The district is predominantly rural, with some large forestry plantations, the ancient Sherwood Forest and the towns of Newark-on-Trent, Southwell and Ollerton. The council is based at Castle House, adjacent to Newark Castle Railway station, having previously used Kelham Hall in the nearby village of Kelham as its headquarters.

Settlements
Newark-on-Trent, together with Balderton, forms the largest urban area in the district. Newark-on-Trent has many important historic features including Newark Castle, St Mary's Magdalene Church, Georgian architecture and a defensive earthwork from the British Civil Wars. Other important towns in the district include Ollerton and Southwell which is home to Southwell Minster and Southwell Racecourse.

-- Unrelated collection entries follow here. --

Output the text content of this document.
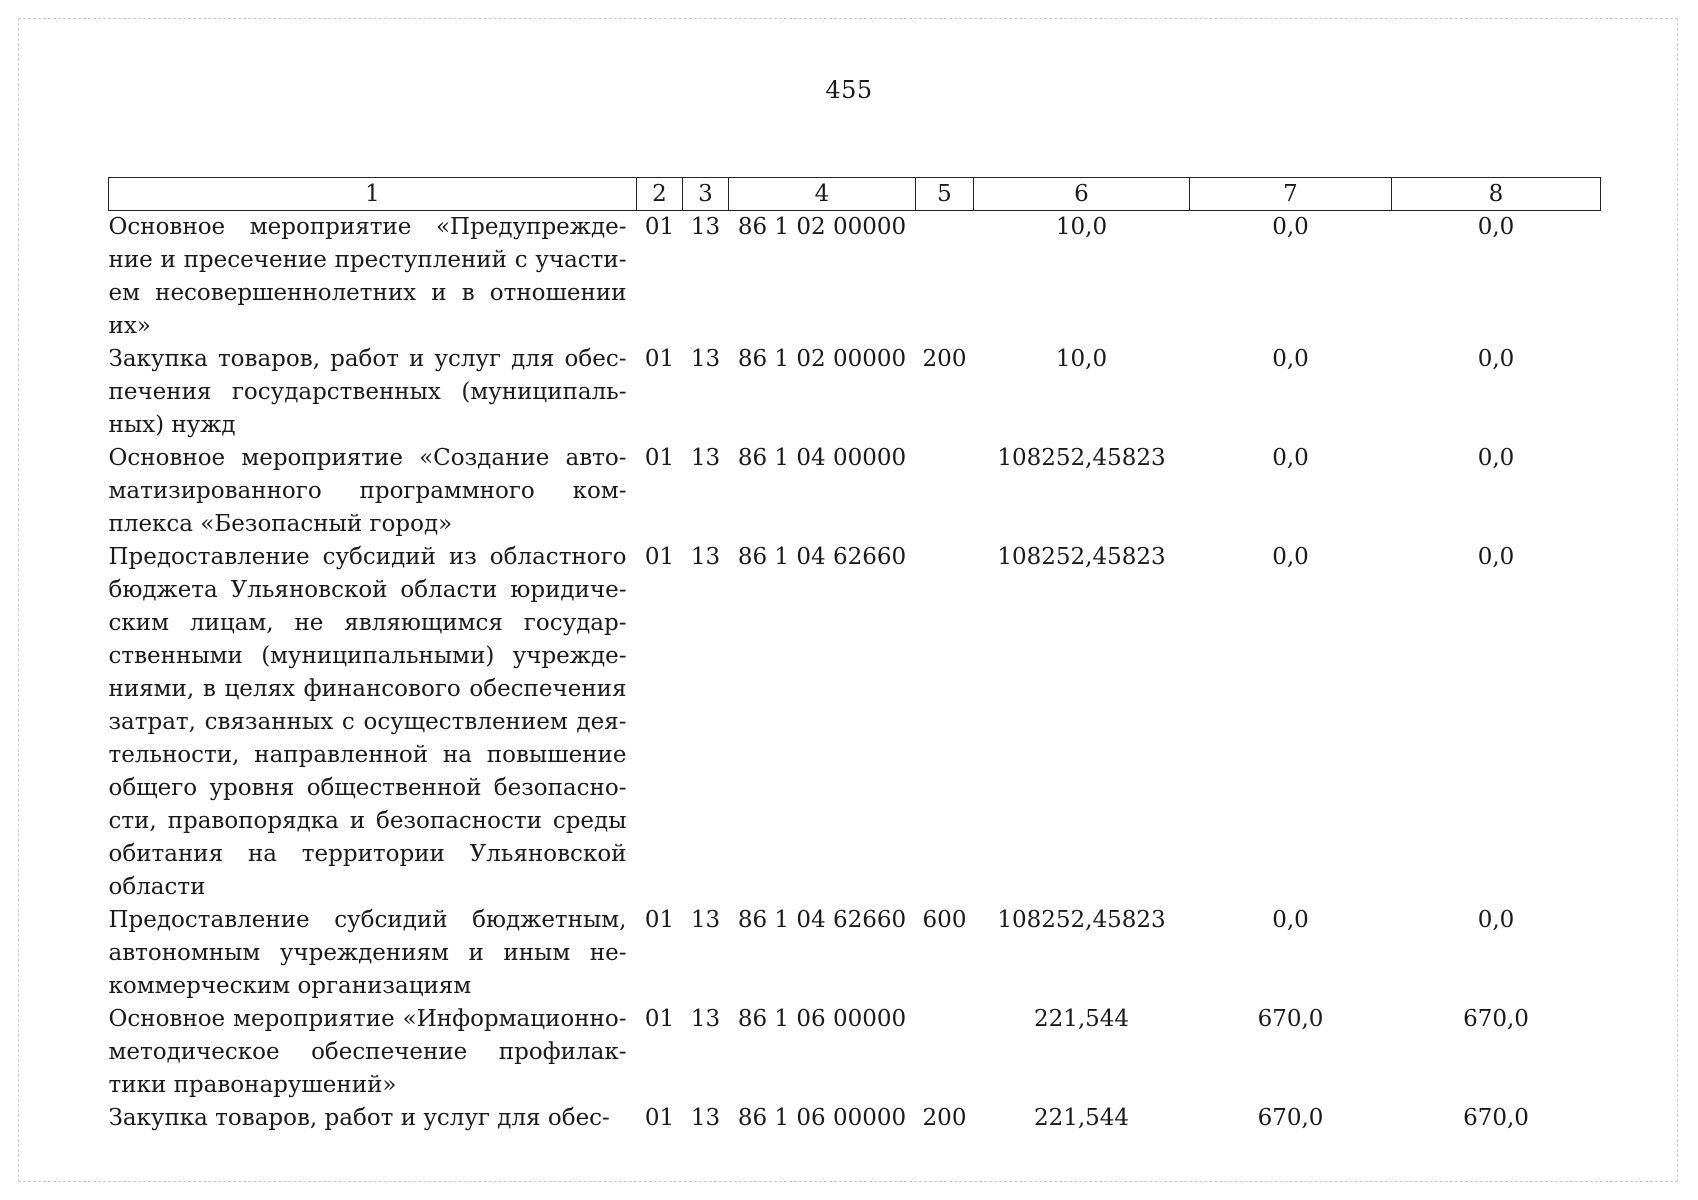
455
1	2	3	4	5	6	7	8
Основное мероприятие «Предупреждение и пресечение преступлений с участием несовершеннолетних и в отношении их»	01	13	86 1 02 00000		10,0	0,0	0,0
Закупка товаров, работ и услуг для обеспечения государственных (муниципальных) нужд	01	13	86 1 02 00000	200	10,0	0,0	0,0
Основное мероприятие «Создание автоматизированного программного комплекса «Безопасный город»	01	13	86 1 04 00000		108252,45823	0,0	0,0
Предоставление субсидий из областного бюджета Ульяновской области юридическим лицам, не являющимся государственными (муниципальными) учреждениями, в целях финансового обеспечения затрат, связанных с осуществлением деятельности, направленной на повышение общего уровня общественной безопасности, правопорядка и безопасности среды обитания на территории Ульяновской области	01	13	86 1 04 62660		108252,45823	0,0	0,0
Предоставление субсидий бюджетным, автономным учреждениям и иным некоммерческим организациям	01	13	86 1 04 62660	600	108252,45823	0,0	0,0
Основное мероприятие «Информационно-методическое обеспечение профилактики правонарушений»	01	13	86 1 06 00000		221,544	670,0	670,0
Закупка товаров, работ и услуг для обес-	01	13	86 1 06 00000	200	221,544	670,0	670,0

The village of Edwinstowe is claimed to be the birthplace of Robin Hood where he was born and was married at Church of St Mary. The south-eastern settlements are home to people who commute to Nottingham, Mansfield, Derby and Leicester. The north-eastern settlements are home to people who commute to Lincoln, Sleaford and Grantham. The north-western settlements are home to people who commute to Worksop, Retford, Gainsborough, Scunthorpe, Chesterfield, Sheffield, Rotherham and Doncaster.

Other settlements in the district include:

Averham
Balderton, Bathley, Bilsthorpe, Blidworth, Boughton, Brough
Carlton-on-Trent, Caunton, Clipstone, Collingham, Cromwell
Eakring, Edingley, Edwinstowe, Egmanton
Farndon, Farnsfield, Fernwood, Fiskerton
Gunthorpe
Halam, Halloughton, Hawton, Hockerton
Kelham, Kirklington, Kirton, Kneesall
Laxton, Little Carlton, Lowdham
Maplebeck, Morton
North Muskham, Norwell
Ossington, Oxton
Perlethorpe
Rainworth, Rolleston
South Muskham, Sutton-on-Trent
Thurgarton
Upton
Walesby, Wellow, Weston, Winkburn

Politics

Council 

The district council has been controlled by the Conservatives since 2007, with David Lloyd being leader of the council since 2018. The last election in 2019 Newark and Sherwood District Council election saw the Conservatives win 27 of the 39 seats on the council, Labour 7 seats, independents 3 seats, and Liberal Democrats 2 seats. The next elections are due in 2023.

Parliamentary constituencies 
The district is divided into two parliamentary constituencies: Newark, created in 1885, which has been represented by Robert Jenrick, a Conservative, since 2014; and has been held by the Conservative Party since 2001; and Sherwood, created in 1983, represented by Mark Spencer, also a Conservative, since 2010.